The blog post says "It’s worth noting that the ability to assign an IOSurface to the CALayer contents property is not properly documented." Not properly documented != private API.

Steven Fisher

I wonder if intermittent enforcement on particular private symbols has anything to do with the new hardened runtime options.

Well, if you include a dependency, it becomes your responsibility. That is one of the key risks of using 3rd party code, and even if Apple might have overlooked that for a while, there is no guarantee that they don't change their policy at any given moment.

It's not *their* semi-public API, and there is really no reason they should let impose others constraints on their private APIs. It's very well possible that they plan to deprecate the APIs in question, and therefore have introduced these checks lately.

That said, it would be much better policy by Apple to introduce new checks for private APIs on the warning level first (for a couple of weeks at least), before simply rejecting.

>Well, if you include a dependency, it becomes your responsibility.
>That is one of the key risks of using 3rd party code, and even if
>Apple might have overlooked that for a while, there is no guarantee
>that they don't change their policy at any given moment.

I guess that's technically true, but the reality is that there is probably no non-trivial application out there that doesn't include at least some third-party dependencies. This includes pretty much all games.

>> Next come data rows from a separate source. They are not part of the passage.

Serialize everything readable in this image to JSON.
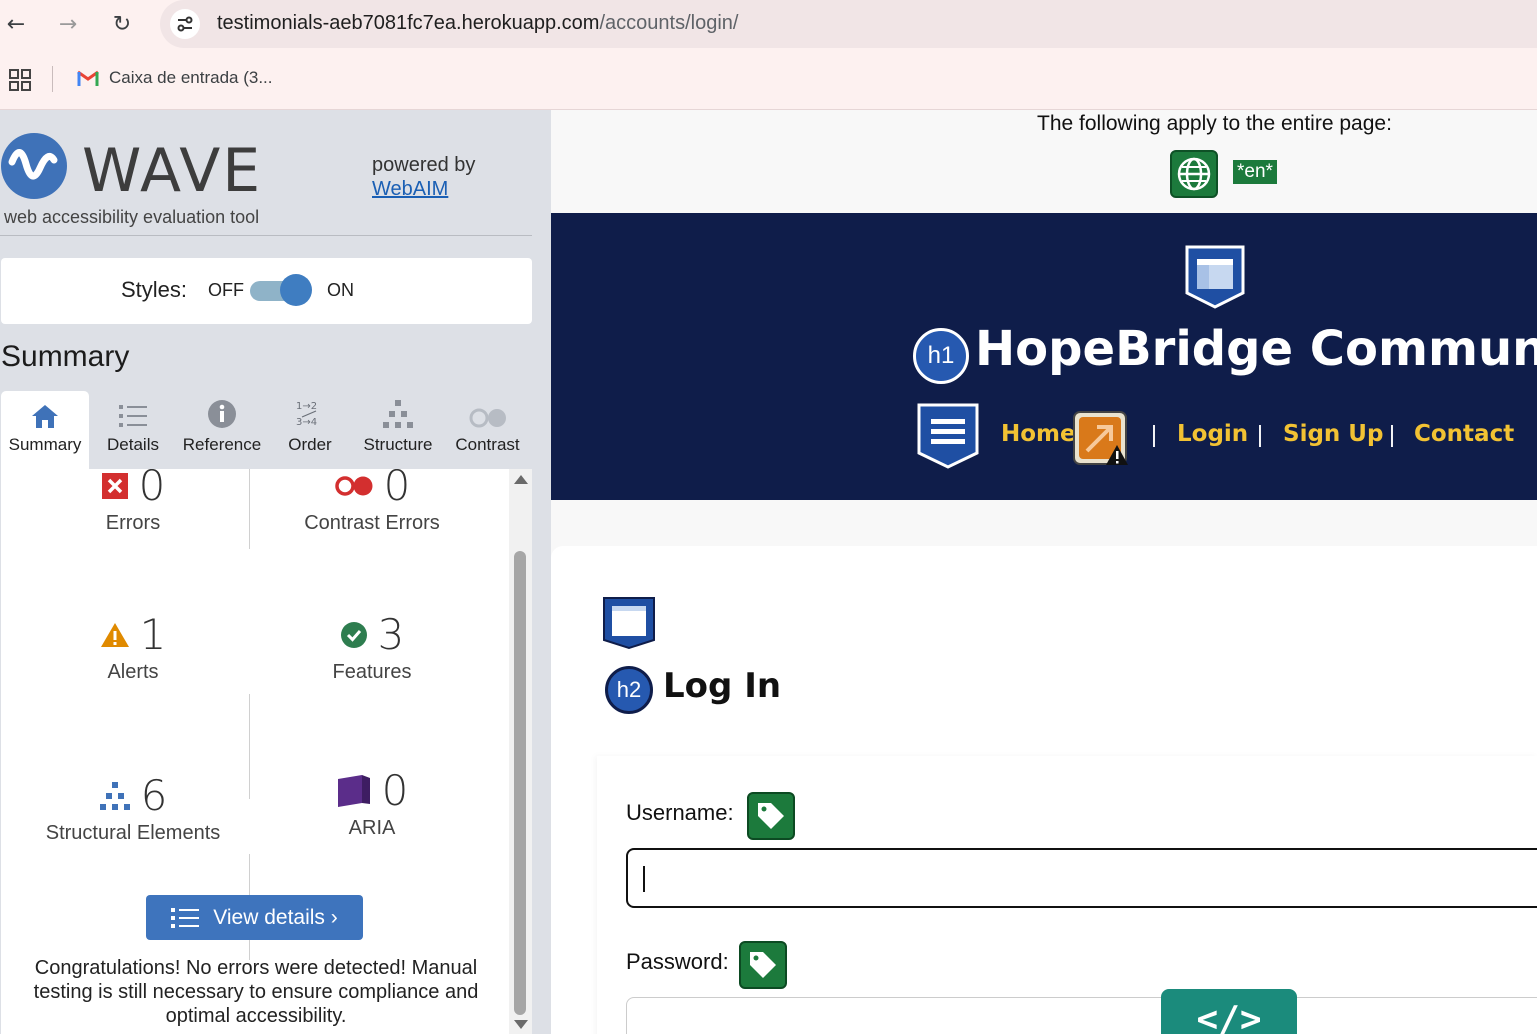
{
  "browser": {
    "url_host": "testimonials-aeb7081fc7ea.herokuapp.com",
    "url_path": "/accounts/login/",
    "bookmark": "Caixa de entrada (3..."
  },
  "wave": {
    "brand": "WAVE",
    "subtitle": "web accessibility evaluation tool",
    "powered_by": "powered by",
    "webaim": "WebAIM",
    "styles_label": "Styles:",
    "styles_off": "OFF",
    "styles_on": "ON",
    "summary_heading": "Summary",
    "tabs": [
      {
        "label": "Summary",
        "icon": "home-icon"
      },
      {
        "label": "Details",
        "icon": "list-icon"
      },
      {
        "label": "Reference",
        "icon": "info-icon"
      },
      {
        "label": "Order",
        "icon": "order-icon"
      },
      {
        "label": "Structure",
        "icon": "structure-icon"
      },
      {
        "label": "Contrast",
        "icon": "contrast-icon"
      }
    ],
    "stats": {
      "errors": {
        "count": "0",
        "label": "Errors"
      },
      "contrast_errors": {
        "count": "0",
        "label": "Contrast Errors"
      },
      "alerts": {
        "count": "1",
        "label": "Alerts"
      },
      "features": {
        "count": "3",
        "label": "Features"
      },
      "structural": {
        "count": "6",
        "label": "Structural Elements"
      },
      "aria": {
        "count": "0",
        "label": "ARIA"
      }
    },
    "view_details": "View details ›",
    "congrats": "Congratulations! No errors were detected! Manual testing is still necessary to ensure compliance and optimal accessibility.",
    "colors": {
      "accent": "#3e74bd",
      "error": "#d32f2f",
      "alert": "#e08a00",
      "feature": "#2e7d4f"
    }
  },
  "page": {
    "apply_text": "The following apply to the entire page:",
    "lang": "*en*",
    "h1_badge": "h1",
    "site_title": "HopeBridge Community",
    "nav": {
      "home": "Home",
      "login": "Login",
      "signup": "Sign Up",
      "contact": "Contact",
      "sep": "|"
    },
    "h2_badge": "h2",
    "login_title": "Log In",
    "username_label": "Username:",
    "password_label": "Password:",
    "code_icon": "</>",
    "colors": {
      "header_bg": "#0f1d4a",
      "nav_link": "#f2c233"
    }
  }
}
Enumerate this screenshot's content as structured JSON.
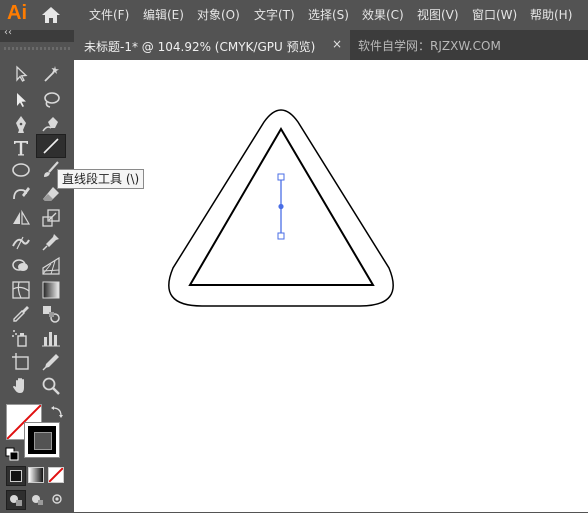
{
  "app": {
    "logo": "Ai"
  },
  "menu": [
    "文件(F)",
    "编辑(E)",
    "对象(O)",
    "文字(T)",
    "选择(S)",
    "效果(C)",
    "视图(V)",
    "窗口(W)",
    "帮助(H)"
  ],
  "tabs": {
    "active": "未标题-1* @ 104.92% (CMYK/GPU 预览)",
    "close": "×",
    "other": "软件自学网：RJZXW.COM"
  },
  "toolbar": {
    "collapse": "‹‹"
  },
  "tooltip": "直线段工具 (\\)",
  "colors": {
    "chrome": "#535353",
    "dark": "#3c3c3c",
    "canvas": "#ffffff",
    "selection": "#4a6ee6",
    "stroke": "#000000",
    "logo": "#ff7c00"
  },
  "canvas": {
    "shapes": [
      "outer-rounded-triangle",
      "inner-triangle",
      "selected-line-segment"
    ]
  }
}
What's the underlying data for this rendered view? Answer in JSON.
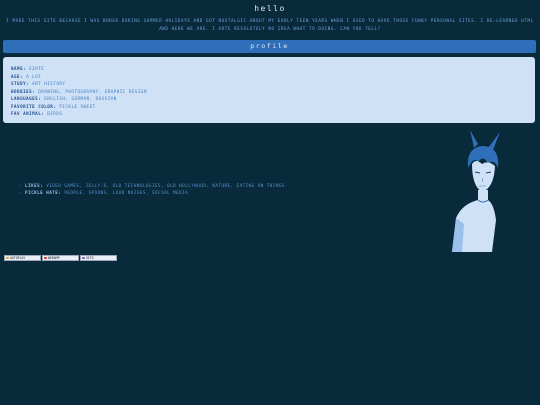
{
  "page": {
    "title": "hello",
    "intro": "i made this site because i was bored during summer holidays and got nostalgic about my early teen years when i used to have those funky personal sites. i re-learned html and here we are. i arte resolutely no idea what to doing. can you tell?"
  },
  "profile": {
    "header": "profile",
    "fields": [
      {
        "key": "name:",
        "value": "ezhte"
      },
      {
        "key": "age:",
        "value": "a lot"
      },
      {
        "key": "study:",
        "value": "art history"
      },
      {
        "key": "hobbies:",
        "value": "drawing, photography, graphic design"
      },
      {
        "key": "languages:",
        "value": "english, german, russian"
      },
      {
        "key": "favorite color:",
        "value": "pickle sweet"
      },
      {
        "key": "fav animal:",
        "value": "birds"
      }
    ]
  },
  "likes": [
    {
      "key": "likes:",
      "value": "video games, jelly-o, old technologies, old hollywood, nature, eating on things"
    },
    {
      "key": "pickle hate:",
      "value": "people, spoons, loud noises, social media"
    }
  ],
  "badges": [
    {
      "label": "autoplay",
      "color": "#e9a23b"
    },
    {
      "label": "webamp",
      "color": "#d9342b"
    },
    {
      "label": "gifs",
      "color": "#8a4fd1"
    }
  ],
  "colors": {
    "background": "#082a3a",
    "header": "#2f6fb9",
    "panel": "#cfe1f7",
    "accent": "#6fa3df"
  }
}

If Apple can't find a way to deal with this reality without seemingly randomly rejecting apps, then it shouldn't be a surprise that there is a clear lack of willingness to invest into high-quality applications for Apple's platforms.

In other words, if there's anyways a chance that Apple will suddenly reject my app, it makes much more sense to just publish an existing Electron app on Apple's platform instead of investing money into building something custom, since this limits the cost of rejection.

As a nice side-effect, this also externalizes my cost of fixing any of the problems Apple causes. If I have to use a private API to get something to work, it's my problem if Apple rejects me. If I use Electron, it's somebody else's problem, and I just have to wait for an update to Electron.